Ce film, célèbre en son temps, a disparu des écrans. Pourquoi ? Est-il devenu obsolète ou dérangeant ? Il n’existe qu’un DVD américain mais dépourvu de sous-titres français.
Il se passe en un temps qui me parait si ancien, si différent de nos jours. La libération sexuelle balbutiait. Sida était quatre lettres dénuées de sens. Dans une Angleterre d’avant Margaret Thatcher et Tony Blair qui venait d’à peine prendre conscience que sa grandeur lui avait échappé et que son empire s’était évanoui, mais où pourtant on pouvait avoir le sentiment que s’inventaient les prémisses de la civilisation du lendemain. Mais le royaume se sentait surtout menacé par la grisaille de ce fameux dimanche britannique avec sa tacite loi qui voulait que le repos soit associé à l’ennui.
Le film a mûri de longues années et son tournage ne fut pas simple comme l’expliquait John Schlesinger à sa sortie : « L’histoire du film a commencé il y a presque dix ans, au moment où je venais d’achever Billy Liar, Penelope Gilliat m’avait apporté un scénario intéressant, que je n’ai pas retenu à l’époque mais dont les éléments de base m’ont amené beaucoup plus tard, à tourner Sunday Bloody Sunday.
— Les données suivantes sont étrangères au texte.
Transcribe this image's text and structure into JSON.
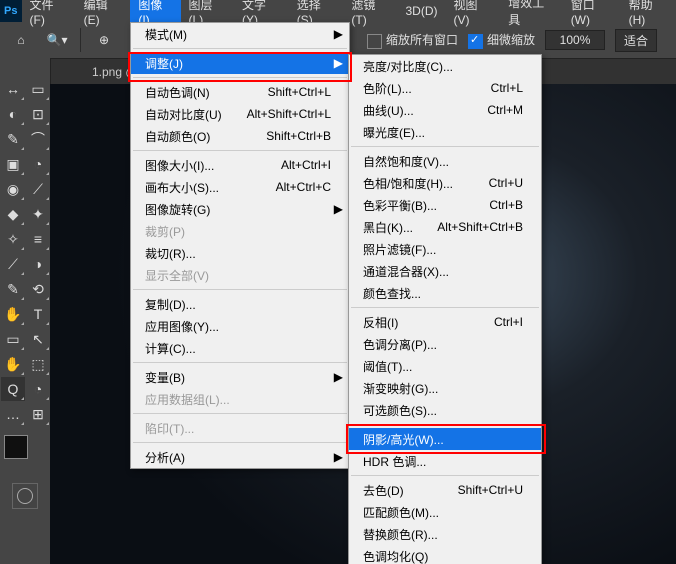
{
  "menubar": [
    "文件(F)",
    "编辑(E)",
    "图像(I)",
    "图层(L)",
    "文字(Y)",
    "选择(S)",
    "滤镜(T)",
    "3D(D)",
    "视图(V)",
    "增效工具",
    "窗口(W)",
    "帮助(H)"
  ],
  "optionbar": {
    "zoomAll": "缩放所有窗口",
    "scrubby": "细微缩放",
    "zoom": "100%",
    "fit": "适合"
  },
  "filetab": {
    "name": "1.png @",
    "close": "×"
  },
  "menu1": [
    {
      "t": "row",
      "l": "模式(M)",
      "arr": true
    },
    {
      "t": "sep"
    },
    {
      "t": "row",
      "l": "调整(J)",
      "arr": true,
      "hl": true
    },
    {
      "t": "sep"
    },
    {
      "t": "row",
      "l": "自动色调(N)",
      "s": "Shift+Ctrl+L"
    },
    {
      "t": "row",
      "l": "自动对比度(U)",
      "s": "Alt+Shift+Ctrl+L"
    },
    {
      "t": "row",
      "l": "自动颜色(O)",
      "s": "Shift+Ctrl+B"
    },
    {
      "t": "sep"
    },
    {
      "t": "row",
      "l": "图像大小(I)...",
      "s": "Alt+Ctrl+I"
    },
    {
      "t": "row",
      "l": "画布大小(S)...",
      "s": "Alt+Ctrl+C"
    },
    {
      "t": "row",
      "l": "图像旋转(G)",
      "arr": true
    },
    {
      "t": "row",
      "l": "裁剪(P)",
      "dis": true
    },
    {
      "t": "row",
      "l": "裁切(R)...",
      "dis": false
    },
    {
      "t": "row",
      "l": "显示全部(V)",
      "dis": true
    },
    {
      "t": "sep"
    },
    {
      "t": "row",
      "l": "复制(D)..."
    },
    {
      "t": "row",
      "l": "应用图像(Y)..."
    },
    {
      "t": "row",
      "l": "计算(C)..."
    },
    {
      "t": "sep"
    },
    {
      "t": "row",
      "l": "变量(B)",
      "arr": true
    },
    {
      "t": "row",
      "l": "应用数据组(L)...",
      "dis": true
    },
    {
      "t": "sep"
    },
    {
      "t": "row",
      "l": "陷印(T)...",
      "dis": true
    },
    {
      "t": "sep"
    },
    {
      "t": "row",
      "l": "分析(A)",
      "arr": true
    }
  ],
  "menu2": [
    {
      "t": "row",
      "l": "亮度/对比度(C)..."
    },
    {
      "t": "row",
      "l": "色阶(L)...",
      "s": "Ctrl+L"
    },
    {
      "t": "row",
      "l": "曲线(U)...",
      "s": "Ctrl+M"
    },
    {
      "t": "row",
      "l": "曝光度(E)..."
    },
    {
      "t": "sep"
    },
    {
      "t": "row",
      "l": "自然饱和度(V)..."
    },
    {
      "t": "row",
      "l": "色相/饱和度(H)...",
      "s": "Ctrl+U"
    },
    {
      "t": "row",
      "l": "色彩平衡(B)...",
      "s": "Ctrl+B"
    },
    {
      "t": "row",
      "l": "黑白(K)...",
      "s": "Alt+Shift+Ctrl+B"
    },
    {
      "t": "row",
      "l": "照片滤镜(F)..."
    },
    {
      "t": "row",
      "l": "通道混合器(X)..."
    },
    {
      "t": "row",
      "l": "颜色查找..."
    },
    {
      "t": "sep"
    },
    {
      "t": "row",
      "l": "反相(I)",
      "s": "Ctrl+I"
    },
    {
      "t": "row",
      "l": "色调分离(P)..."
    },
    {
      "t": "row",
      "l": "阈值(T)..."
    },
    {
      "t": "row",
      "l": "渐变映射(G)..."
    },
    {
      "t": "row",
      "l": "可选颜色(S)..."
    },
    {
      "t": "sep"
    },
    {
      "t": "row",
      "l": "阴影/高光(W)...",
      "hl": true
    },
    {
      "t": "row",
      "l": "HDR 色调..."
    },
    {
      "t": "sep"
    },
    {
      "t": "row",
      "l": "去色(D)",
      "s": "Shift+Ctrl+U"
    },
    {
      "t": "row",
      "l": "匹配颜色(M)..."
    },
    {
      "t": "row",
      "l": "替换颜色(R)..."
    },
    {
      "t": "row",
      "l": "色调均化(Q)"
    }
  ],
  "tools": [
    "↔",
    "▭",
    "◐",
    "⊡",
    "✎",
    "⌒",
    "▣",
    "◔",
    "◉",
    "⟋",
    "◆",
    "✦",
    "✧",
    "≡",
    "⟋",
    "◑",
    "✎",
    "⟲",
    "✋",
    "T",
    "▭",
    "↖",
    "✋",
    "⬚",
    "Q",
    "◔",
    "…",
    "⊞"
  ]
}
Aussi en 1967 j’ai demandé à Penelope Gilliat de préparer un nouveau script. Je voulais faire un film sur l’amour avec un homme et une femme d’un certain âge, ayant des racines dans une société stricte, lui parce qu’il était juif, elle parce que son père était banquier, et se trouvant chacun confronté à un garçon d’une vingtaine d’années, très moderne, sans attaches et psychologiquement disponible... Il était important pour moi que ce garçon rêve d’Amérique... J’ai travaillé en étroite collaboration avec Penelope Gilliat et nous avons fait ensemble quatre scénarios avant la version définitive. Dès le début néanmoins, nous étions d’accord pour montrer les dix dernières journées d’une crise et pour respecter l’unité de temps et de lieu... Après le tournage, lorsque nous avons vu le film bout à bout, ça n’allait plus. Le jeu de Glenda était trop fort et celui de Murray trop faible. Étant responsable de ce déséquilibre, j’ai coupé mais ce n’était pas suffisant et j’ai eu l’idée de donner du papier collant à Murray. Avec ce scotch enroulé autour de la main, il créait un objet, il pouvait ainsi montrer ce goût de la manipulation, des gadgets, en accord avec le métier de sculpteur qu’il incarne dans le film... 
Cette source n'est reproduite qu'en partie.